Ich wollte mich nicht in die Unterhaltung einmischen. Das war allein Sache der Polizei. Ich dachte schon einige Schritte weiter und schaute dabei zum Michaelsberg hoch.
Ich sah die Kirche, die dort stand, als hätte man sie als einen Wächter aufgebaut. Es gab auch einen schmalen Fußweg dorthin, der mir erst jetzt auffiel, und ich dachte daran, daß dort oben alles begonnen hatte.
Begonnen – und geendet.?
Gerade das letzte Wort wollte mich nicht loslassen. Dieser Sensenmann hatte ein Ziel, das stand für mich fest. Er hatte damit auch nicht zurückgehalten, nur kannte ich nicht einmal den Weg, der zu diesem Ziel hinführte.
Einer wie er wollte dem Teufel oder wem auch immer etwas beweisen. Aber was? Wollte er wieder mit seiner verfluchten Schreckensherrschaft anfangen und die Menschen vernichten? Sie töten wie vor hunderten von Jahren? Die Hexenverfolgungen in das moderne Zeitalter zurückholen? Realistisch gesehen war so etwas unmöglich, aber konnte jemand wie er überhaupt real denken?

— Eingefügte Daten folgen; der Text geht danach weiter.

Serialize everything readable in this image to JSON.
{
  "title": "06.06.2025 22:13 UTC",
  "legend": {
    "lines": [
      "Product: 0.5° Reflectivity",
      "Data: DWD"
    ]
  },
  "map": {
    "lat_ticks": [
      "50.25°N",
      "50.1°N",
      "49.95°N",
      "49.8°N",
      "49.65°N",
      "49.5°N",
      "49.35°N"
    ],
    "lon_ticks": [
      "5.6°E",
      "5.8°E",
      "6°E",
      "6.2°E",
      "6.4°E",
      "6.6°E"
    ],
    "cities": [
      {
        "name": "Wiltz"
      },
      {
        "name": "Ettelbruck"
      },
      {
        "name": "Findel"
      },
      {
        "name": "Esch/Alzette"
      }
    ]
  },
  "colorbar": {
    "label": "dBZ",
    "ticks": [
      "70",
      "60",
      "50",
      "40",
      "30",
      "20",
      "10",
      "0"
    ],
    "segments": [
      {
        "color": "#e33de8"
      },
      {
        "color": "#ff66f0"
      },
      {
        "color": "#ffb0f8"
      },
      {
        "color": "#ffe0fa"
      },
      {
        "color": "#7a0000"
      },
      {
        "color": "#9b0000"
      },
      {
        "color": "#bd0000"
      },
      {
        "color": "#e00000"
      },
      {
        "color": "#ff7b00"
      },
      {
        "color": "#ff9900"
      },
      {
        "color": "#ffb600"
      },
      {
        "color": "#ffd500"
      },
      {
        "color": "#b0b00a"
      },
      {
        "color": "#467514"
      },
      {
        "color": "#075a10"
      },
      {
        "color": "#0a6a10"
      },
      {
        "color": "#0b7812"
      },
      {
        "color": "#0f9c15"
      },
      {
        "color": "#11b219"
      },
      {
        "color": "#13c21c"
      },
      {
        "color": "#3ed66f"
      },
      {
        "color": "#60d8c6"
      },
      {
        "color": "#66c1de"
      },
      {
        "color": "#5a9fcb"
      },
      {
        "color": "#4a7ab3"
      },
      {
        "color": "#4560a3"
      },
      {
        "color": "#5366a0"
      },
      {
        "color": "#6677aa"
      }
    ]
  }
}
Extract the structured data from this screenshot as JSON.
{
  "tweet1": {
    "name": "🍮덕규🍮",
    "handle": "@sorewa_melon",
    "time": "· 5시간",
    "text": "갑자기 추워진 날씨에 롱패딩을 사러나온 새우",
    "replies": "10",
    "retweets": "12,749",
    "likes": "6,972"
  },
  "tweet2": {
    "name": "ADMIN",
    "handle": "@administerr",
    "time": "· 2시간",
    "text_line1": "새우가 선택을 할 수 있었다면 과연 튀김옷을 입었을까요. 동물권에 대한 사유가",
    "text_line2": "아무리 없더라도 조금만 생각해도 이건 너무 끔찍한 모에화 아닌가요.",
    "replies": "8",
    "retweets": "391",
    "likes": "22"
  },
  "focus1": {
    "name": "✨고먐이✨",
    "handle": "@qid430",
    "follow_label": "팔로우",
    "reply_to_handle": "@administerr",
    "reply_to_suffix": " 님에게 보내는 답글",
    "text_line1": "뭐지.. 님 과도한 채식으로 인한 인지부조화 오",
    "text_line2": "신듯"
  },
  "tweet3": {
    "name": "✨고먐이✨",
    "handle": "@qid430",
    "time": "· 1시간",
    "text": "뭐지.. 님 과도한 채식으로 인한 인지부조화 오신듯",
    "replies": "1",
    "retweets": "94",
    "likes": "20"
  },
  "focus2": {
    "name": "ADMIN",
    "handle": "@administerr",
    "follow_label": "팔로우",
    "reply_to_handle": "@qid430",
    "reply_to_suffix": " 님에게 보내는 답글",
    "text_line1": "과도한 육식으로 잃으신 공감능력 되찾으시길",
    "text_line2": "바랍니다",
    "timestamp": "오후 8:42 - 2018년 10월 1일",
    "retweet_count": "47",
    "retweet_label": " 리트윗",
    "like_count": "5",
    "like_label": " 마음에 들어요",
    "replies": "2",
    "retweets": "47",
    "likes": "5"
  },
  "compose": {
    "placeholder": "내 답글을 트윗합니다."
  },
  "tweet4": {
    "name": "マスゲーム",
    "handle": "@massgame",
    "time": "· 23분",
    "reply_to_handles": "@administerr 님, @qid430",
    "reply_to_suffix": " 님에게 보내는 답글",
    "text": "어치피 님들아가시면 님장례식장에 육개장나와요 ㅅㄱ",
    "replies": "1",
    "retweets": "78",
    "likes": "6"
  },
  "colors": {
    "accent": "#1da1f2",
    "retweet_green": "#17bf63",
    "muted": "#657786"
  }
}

Ich glaubte nicht daran. Sein Realismus war ein ganz anderer als meiner.
Inzwischen war ich davon überzeugt, daß Ludwig von Thann Lady Sarah nicht getötet hatte. Eine bessere Geisel hätte er nicht bekommen können. Doch auch der Gedanke daran ließ mich frösteln und zusammenzucken. Der Druck hinter meiner Stirn, die Unruhe breitete sich aus. Immer öfter schaute ich zum Eingang hin und suchte nach Kommissar Hinz. Er kam noch nicht. Dafür aber meldete sich mein Handy.
Da auch Uwe Hinz meine Nummer wußte, rechnete ich damit, daß er mich anrief. Das war ein Irrtum.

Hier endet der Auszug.